Hello, my pc won't boot at all, not even the PSU fan would run, so I thought I had to replace the PSU, since it was a fixed one. I bought a new PSU, installed it, connected only the 20pin and 4pin cpu connectors, pushed the power button, and the pc wouldn't boot at all, not even the PSU fan.
Next, I unplugged the 4pin CPU connector, and pushed the power button, and the PSU's and CPU's fans started running. I turned the PC off, plugged the 4pin connector, just in case, turned on the PC, and the fans wouldn't run again. However, I noticed that, right after I pushed the power button, the CPU would make a noise and even moved an instant.
Then, guessing the PSU was not the problem, I installed the old PSU, the one I first thought was the culprit, and, again, connected only the 20pin and 4pin connectors. The fans wouldn't run, but the CPU fan would make the noise and slight movement again. I unplugged the 4pin CPU connector, pushed the power button, and the fans would run, which makes me thing the problem might have to do with the MoBo or processor. I wish I were wrong.
I decided to take out the CPU heat sink, just in case, and noticed that one of the clips that connect the MoBo with the CPU fan was broken, and the fan was a little loose. I even found the rests of the broken clip, which makes think that it recently broke. I removed the heat sink and found the processor covered with a white solid mass. I'm not sure if it is thermal paste, and I don't remember if I had removed the heat sink before.
I'm thinking that the CPU might have overheated; however, I have read that when it happens, at least the PSU would work, and its fan spins, but I don't understand why my two PSU's fans not even run. Would someone explain that to me?
Also, should I consider the CPU is dead, or is there a chance something else is the problem? Should I fear the Mobo is also damaged? I hope not, since the CPU fan spins when the MoBo is powered with the 20pin connector.
Electrical connections do wear out over long periods of time.
Unless you plug/unplug them on a frequent basis to the point that you eventually wear out their tin/gold/whatever plating, most well-designed same-to-same metal connections in a relatively benign environment (ex.: PC in a home/office) will last for decades. Good soldering jobs should also easily last several decades.
I'm thinking along the lines of repeated thermal expansion/contraction.

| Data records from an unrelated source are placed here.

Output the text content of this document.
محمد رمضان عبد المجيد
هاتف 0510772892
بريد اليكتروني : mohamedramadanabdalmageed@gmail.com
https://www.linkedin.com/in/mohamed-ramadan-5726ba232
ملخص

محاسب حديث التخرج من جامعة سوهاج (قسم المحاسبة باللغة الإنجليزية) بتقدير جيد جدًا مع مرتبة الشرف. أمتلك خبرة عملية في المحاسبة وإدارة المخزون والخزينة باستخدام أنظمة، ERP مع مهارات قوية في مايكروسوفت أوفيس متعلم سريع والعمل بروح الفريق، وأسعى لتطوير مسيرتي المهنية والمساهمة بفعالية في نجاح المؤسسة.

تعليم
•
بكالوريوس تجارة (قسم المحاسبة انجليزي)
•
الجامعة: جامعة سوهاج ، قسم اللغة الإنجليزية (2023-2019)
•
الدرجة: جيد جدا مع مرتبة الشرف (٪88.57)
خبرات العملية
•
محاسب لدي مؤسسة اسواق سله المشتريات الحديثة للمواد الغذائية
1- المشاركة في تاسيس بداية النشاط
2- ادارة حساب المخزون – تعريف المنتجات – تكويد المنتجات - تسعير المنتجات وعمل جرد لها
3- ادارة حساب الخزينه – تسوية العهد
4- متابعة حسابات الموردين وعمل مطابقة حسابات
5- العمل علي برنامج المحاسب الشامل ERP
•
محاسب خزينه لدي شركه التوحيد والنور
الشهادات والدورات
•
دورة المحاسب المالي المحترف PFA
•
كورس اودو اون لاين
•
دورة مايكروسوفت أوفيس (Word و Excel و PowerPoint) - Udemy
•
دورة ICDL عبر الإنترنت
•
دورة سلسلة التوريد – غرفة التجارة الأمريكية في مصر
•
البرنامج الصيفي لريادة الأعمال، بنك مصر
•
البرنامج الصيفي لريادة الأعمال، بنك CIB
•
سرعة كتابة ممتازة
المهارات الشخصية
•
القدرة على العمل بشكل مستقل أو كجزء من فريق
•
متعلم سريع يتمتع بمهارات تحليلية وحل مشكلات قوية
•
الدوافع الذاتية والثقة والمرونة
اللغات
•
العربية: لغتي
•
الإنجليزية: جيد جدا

Most components either have reasonably close expansion coefficients or enough flex to avoid stressing solder and mechanical joints. Old systems should actually be LEAST vulnerable to this since their weaker or nonexistent power management significantly lowers the frequency and magnitude of temperature changes while in modern CPUs, individual CPU cores can go from 30C to 50+C within seconds multiple times per minute.
One common killer/disruptor for old electronics is "tin whiskers" where conductive dust builds up on solder joints and eventually cause shorts. Those bridges are too weak to carry harmful amounts themselves but if they mess up a voltage regulator's feedback loop, they can cause the VRM to destroy its load. I have personally seen electronics fail to work due to conductive dust buildup and come back to life after something as simple as a thorough cleanup a handful of times.
Hi. To finish the thread, I took the PC to a repair-shop, and they told me the MB was damaged and said they may fix it. After some days, they said the MB had no solution and offered me a used one. They replaced the MB, with the same microprocessor, and it is working fine, now.